By Patrick Yeagle
What do you get when you put a wood-fired brick oven burning at 1,000 degrees inside a trailer? Besides a very warm trailer, you get Dragon Fire Pizza, a food truck expanding to Springfield from Champaign.
The truck will debut here during the Illinois State Fair and then establish a weekly route around the city.
The first Dragon Fire Pizza food truck started in Champaign in November 2014, owned by Dave Saam, his wife, his brother and his father. Saam says the truck features Neapolitan-style pizza, which has a thin, hand-tossed crust, tomato sauce, fresh mozzarella and other toppings, cooked for just 90 seconds in the 1,000-degree wood stove. He says a 10-inch pizza made to order takes four to five minutes from the moment the order is taken to the moment it’s served up.
“It lends itself well to street food and the lunch crowd because it’s so fast,” he said.
Before Saam helped start Dragon Fire Pizza,he was part owner of a different company which offered motorcycle training. When the owners decided to go their separate ways, Saam says he had to decide whether to “get a real job” or start another business. While considering the potential customer base of various business ideas, Saam compared the 10 percent motorcycle ridership in the U.S. with the estimated 94 percent of people who eat pizza, and the decision was made.
“Truthfully, I think that extra six percent is a statistical anomaly,” Saam joked, implying that everyone likes pizza.
The response to Dragon Fire so far in Champaign has been great, Saam says, the team’s vision was always to expand. Their goal is five units in five years. Springfield was a natural option for expansion because of its similar size to Champaign and the large number of office workers. Saam’s brother and co-owner, Del Saam, lives in Chatham and will manage the Springfield truck.

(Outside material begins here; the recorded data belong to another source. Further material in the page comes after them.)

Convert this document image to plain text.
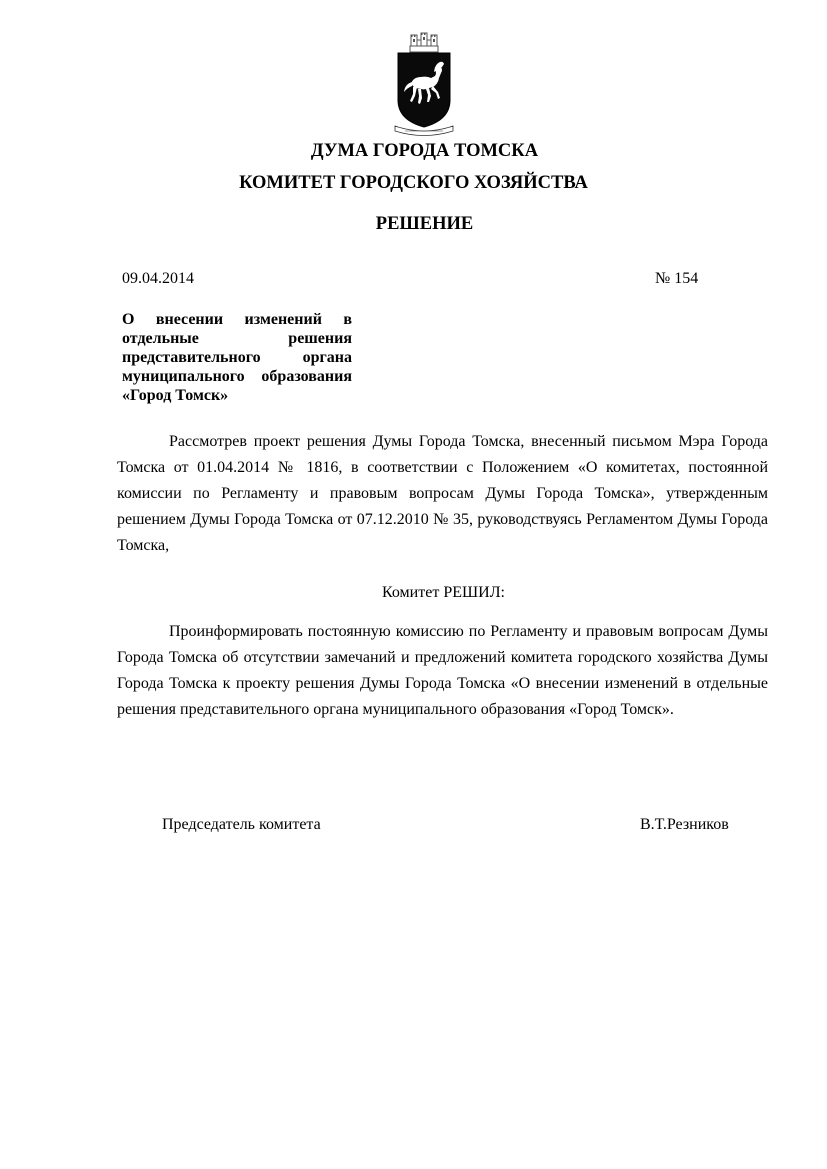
ДУМА ГОРОДА ТОМСКА
КОМИТЕТ ГОРОДСКОГО ХОЗЯЙСТВА
РЕШЕНИЕ
09.04.2014	№ 154
О внесении изменений в отдельные решения представительного органа муниципального образования «Город Томск»

Рассмотрев проект решения Думы Города Томска, внесенный письмом Мэра Города Томска от 01.04.2014 № 1816, в соответствии с Положением «О комитетах, постоянной комиссии по Регламенту и правовым вопросам Думы Города Томска», утвержденным решением Думы Города Томска от 07.12.2010 № 35, руководствуясь Регламентом Думы Города Томска,

Комитет РЕШИЛ:

Проинформировать постоянную комиссию по Регламенту и правовым вопросам Думы Города Томска об отсутствии замечаний и предложений комитета городского хозяйства Думы Города Томска к проекту решения Думы Города Томска «О внесении изменений в отдельные решения представительного органа муниципального образования «Город Томск».

Председатель комитета	В.Т.Резников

Saam says the food truck frequents farmers markets, in part because of the local ingredients available there for making pizza. Dragon Fire currently uses mozzarella from Ludwig Farmstead Creamery in Fithian, along with sausage from a butcher in Champaign. Saam hopes to find Springfield-area sources for ingredients, as well.
What Saam likes most about the food truck business is the relationships made with other vendors and with customers.
“My absolute favorite part has been meeting people,” he said. “I’ve gone to so many more interesting places than if I had been sitting around asking myself what to do that day. I really feel like we’re part of the community.”